Ende Mai 2016
Ende Mai fahre ich, Matthias, zu Herrn D. Er wohnt nahe der polnischen Grenze in einer städtischen Unterkunft. Es ist ein Gebäude. 300 Menschen. Er teilt sich seinen Schlafraum mit 11 anderen Männern. Alle sind sehr nett und zuvorkommend.
Herr D. spricht kein Deutsch. Aber schnell sind immer wieder Dolmetscher gefunden. Mitbewohner, die Englisch sprechen können.
Herr D. zeigt mir seine Papiere. Er hat immer noch den Status des Asylbewerbers. Ich ahne, dass da etwas schief läuft. Also setzen wir uns ins Auto und fahren zum BAMF nach Frankfurt/Oder. Ohne Termin. Aber ich bin überzeugend. Wir kommen am Sicherheitsdienst vorbei und landen in einem SachbearbeiterInnen-Büro. Dort wird die Akte von Herrn D. aufgerufen:
Anerkannter Schutzsuchender nach Genfer Konvention! Seit Ende Februar 2016.
Drei Monate wusste Herrn D. nicht, dass er anerkannt wurde. Der Bescheid wurde an seine alte Unterkunft in einem anderen Bundesland geschickt.
Herr D. bekommt eine Kopie seines Bescheids ausgedruckt. Zurück in der Unterkunft machen wir im Internet die Anzeige der Familiennachführung für seine Frau und seine Kinder. Die Frist hierfür wäre Ende Mai ausgelaufen!
Die nächste Baustelle ist die Ausländerbehörde. Die Kopie des Bescheids reicht nicht. Über den Dienstweg muss die Meldung vom BAMF kommen. Die andere Stadt hat alles von Herrn D. . Nur er ist dort nicht. Die Behördenmitarbeiterin ist eine Kata… . Entweder sie ist überfordert kurz vor dem Burn-Out und braucht professionelle Hilfe oder sie gehört an den hintersten Arbeitsplatz in der letzten Ecke des Rathauses. Sehr schade. Sie könnte hier so viel bewegen. Über mehrere hundert Kilometer kann ich Herr D. nicht dauerhaft im örtlichen Behördendschungel unterstützen.
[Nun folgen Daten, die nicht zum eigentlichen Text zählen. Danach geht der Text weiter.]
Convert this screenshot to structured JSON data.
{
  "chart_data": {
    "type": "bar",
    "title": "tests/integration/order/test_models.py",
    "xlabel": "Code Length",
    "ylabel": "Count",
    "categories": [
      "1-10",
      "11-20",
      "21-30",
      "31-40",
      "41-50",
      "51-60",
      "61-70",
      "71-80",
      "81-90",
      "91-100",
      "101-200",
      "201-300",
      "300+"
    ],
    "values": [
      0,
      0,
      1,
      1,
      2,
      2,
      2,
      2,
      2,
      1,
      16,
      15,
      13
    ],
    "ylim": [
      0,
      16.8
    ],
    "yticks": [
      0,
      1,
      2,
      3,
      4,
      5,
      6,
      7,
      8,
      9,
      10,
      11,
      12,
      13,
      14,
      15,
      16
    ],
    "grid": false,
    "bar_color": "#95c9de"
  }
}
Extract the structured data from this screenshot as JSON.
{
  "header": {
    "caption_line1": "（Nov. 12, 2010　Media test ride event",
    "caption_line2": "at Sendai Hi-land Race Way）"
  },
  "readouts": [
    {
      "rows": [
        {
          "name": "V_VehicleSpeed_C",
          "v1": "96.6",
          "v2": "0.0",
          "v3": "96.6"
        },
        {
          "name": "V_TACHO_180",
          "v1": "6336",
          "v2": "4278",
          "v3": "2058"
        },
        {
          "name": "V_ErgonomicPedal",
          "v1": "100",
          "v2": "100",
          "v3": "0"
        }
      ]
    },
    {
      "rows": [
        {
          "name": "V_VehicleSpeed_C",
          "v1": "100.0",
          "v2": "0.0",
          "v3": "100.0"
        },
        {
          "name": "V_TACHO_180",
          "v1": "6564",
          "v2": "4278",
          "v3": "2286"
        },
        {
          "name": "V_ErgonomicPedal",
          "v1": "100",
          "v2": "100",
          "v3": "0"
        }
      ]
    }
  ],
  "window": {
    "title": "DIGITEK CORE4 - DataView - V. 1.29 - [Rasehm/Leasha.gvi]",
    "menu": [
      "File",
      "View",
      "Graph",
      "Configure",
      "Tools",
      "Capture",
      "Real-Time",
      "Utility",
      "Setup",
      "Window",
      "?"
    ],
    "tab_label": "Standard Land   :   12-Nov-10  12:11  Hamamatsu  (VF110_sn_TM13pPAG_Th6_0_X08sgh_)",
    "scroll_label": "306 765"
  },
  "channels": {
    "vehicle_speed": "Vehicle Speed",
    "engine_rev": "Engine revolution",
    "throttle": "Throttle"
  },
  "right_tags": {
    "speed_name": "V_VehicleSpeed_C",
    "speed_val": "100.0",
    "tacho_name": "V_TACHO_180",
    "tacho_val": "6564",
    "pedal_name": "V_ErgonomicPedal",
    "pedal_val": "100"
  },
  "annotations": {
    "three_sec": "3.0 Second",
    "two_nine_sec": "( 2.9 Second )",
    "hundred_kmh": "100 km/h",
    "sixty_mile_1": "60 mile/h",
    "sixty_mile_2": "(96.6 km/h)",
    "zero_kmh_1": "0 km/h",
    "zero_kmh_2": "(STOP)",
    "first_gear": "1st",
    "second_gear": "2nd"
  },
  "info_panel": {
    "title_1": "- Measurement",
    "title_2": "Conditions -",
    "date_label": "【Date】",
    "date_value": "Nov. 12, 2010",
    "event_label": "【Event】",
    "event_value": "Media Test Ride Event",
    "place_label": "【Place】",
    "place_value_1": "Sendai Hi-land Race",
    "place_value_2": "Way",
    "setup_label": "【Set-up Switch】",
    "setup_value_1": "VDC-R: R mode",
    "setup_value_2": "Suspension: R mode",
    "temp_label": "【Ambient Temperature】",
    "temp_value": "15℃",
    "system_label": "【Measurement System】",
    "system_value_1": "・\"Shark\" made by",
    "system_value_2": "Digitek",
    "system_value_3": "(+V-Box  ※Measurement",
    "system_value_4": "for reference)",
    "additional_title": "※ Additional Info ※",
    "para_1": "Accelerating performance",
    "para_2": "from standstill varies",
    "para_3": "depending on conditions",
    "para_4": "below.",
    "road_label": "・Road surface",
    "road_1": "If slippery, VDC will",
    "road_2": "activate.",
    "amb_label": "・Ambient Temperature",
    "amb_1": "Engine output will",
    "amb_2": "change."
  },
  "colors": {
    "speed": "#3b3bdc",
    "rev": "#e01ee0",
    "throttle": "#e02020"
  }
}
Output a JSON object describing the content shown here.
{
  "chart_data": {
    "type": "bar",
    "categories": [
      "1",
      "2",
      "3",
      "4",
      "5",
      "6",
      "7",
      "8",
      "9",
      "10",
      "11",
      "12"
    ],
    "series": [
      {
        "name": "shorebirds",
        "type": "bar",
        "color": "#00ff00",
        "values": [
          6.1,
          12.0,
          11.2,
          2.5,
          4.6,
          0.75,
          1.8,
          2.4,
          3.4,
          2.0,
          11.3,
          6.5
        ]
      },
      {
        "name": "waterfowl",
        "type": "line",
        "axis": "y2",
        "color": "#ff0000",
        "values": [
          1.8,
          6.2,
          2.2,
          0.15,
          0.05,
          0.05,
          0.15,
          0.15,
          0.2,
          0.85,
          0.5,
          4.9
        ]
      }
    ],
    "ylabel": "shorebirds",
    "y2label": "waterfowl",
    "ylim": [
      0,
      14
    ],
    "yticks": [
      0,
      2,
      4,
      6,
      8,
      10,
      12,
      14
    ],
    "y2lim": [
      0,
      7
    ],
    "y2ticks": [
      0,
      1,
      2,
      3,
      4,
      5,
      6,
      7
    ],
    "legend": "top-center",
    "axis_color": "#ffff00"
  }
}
Also suche ich örtliche Unterstützung. Eine Kirchegemeinde bietet Kinderbetreuung und eine Kleiderkammer. Der Pfarrer sagt, damit sein er und seine Gemeinde schon mehr als ausgelastet. Es tut ihn leid. Ein paar Frauen geben ehrenamtlichen Deutschunterricht. Er kennt keine sonstige, ehrenamtlcihe Struktur. Der Flüchtlingsrat des Bundeslandes weiß auch nichts. Auch die Bewohner der Unterkunft kennen nur noch zusätzlich die zwei (drei?) Mitarbeiterinnen ihrer Unterkunft. Diese Mitarbeiterinnen sehen sich nicht in der Lage zu helfen. Sie kämen regelmäßig bei den Behörden nicht durch.
Ein Büro mit einem Wohlfahrtsverbandsmitarbeiter müsste es geben. Und es gibt es tatsächlich. Und dort sitzt tatsächlich ein emphatisch handelnder Mensch. Ich schildere den Fall in Anwesenheit von Herrn D. und seinem Mitbewohnerdolmetscher. Er wird sich kümmern. Wir verabreden Besuche von Herrn D. ohne mich. Der Mitbewohnerdolmetscher ist positiv überrascht. Er hatte sich schon in der Stadt umgesehen, als Künstler auch schon Kontakt zur örtlichen Kunstszene. Dieses Büro kannte er nicht.
Eigentlich wollte ich alles an einem Tag abarbeiten. Es wurden drei Tage. Ich bin guter Dinge, Herrn D., seiner Frau und seinen Kindern einen Schritt weitergeholfen zu haben.
Anfang Mai 2016
Im April 2016 sind Katja und Matthias in einem kleinen Camp nahe Idomeni (Nordgriechenland) auf eine Frau mit ihren zwei kleinen Kindern gestossen. Ihr Mann befindet sich bereits in Deutschland und hat dort Asyl beantragt. Ein Whatsapp-Foto bestätigt diesen Status.
Matthias und Katja versprechen der Frau, ihren Mann in Deutschland zu besuchen, um ihn bei seinem Asylantrag und der anschließenden (hoffentlich möglichen) Familiennachführung zu helfen. Er wohnt nicht in der Nähe des Wendlands, sodass eigentlich nur geholfen werden kann, indem Herr D. mit einer, an seinem Ort angesiedelten Helferstruktur in Kontakt gebracht wird.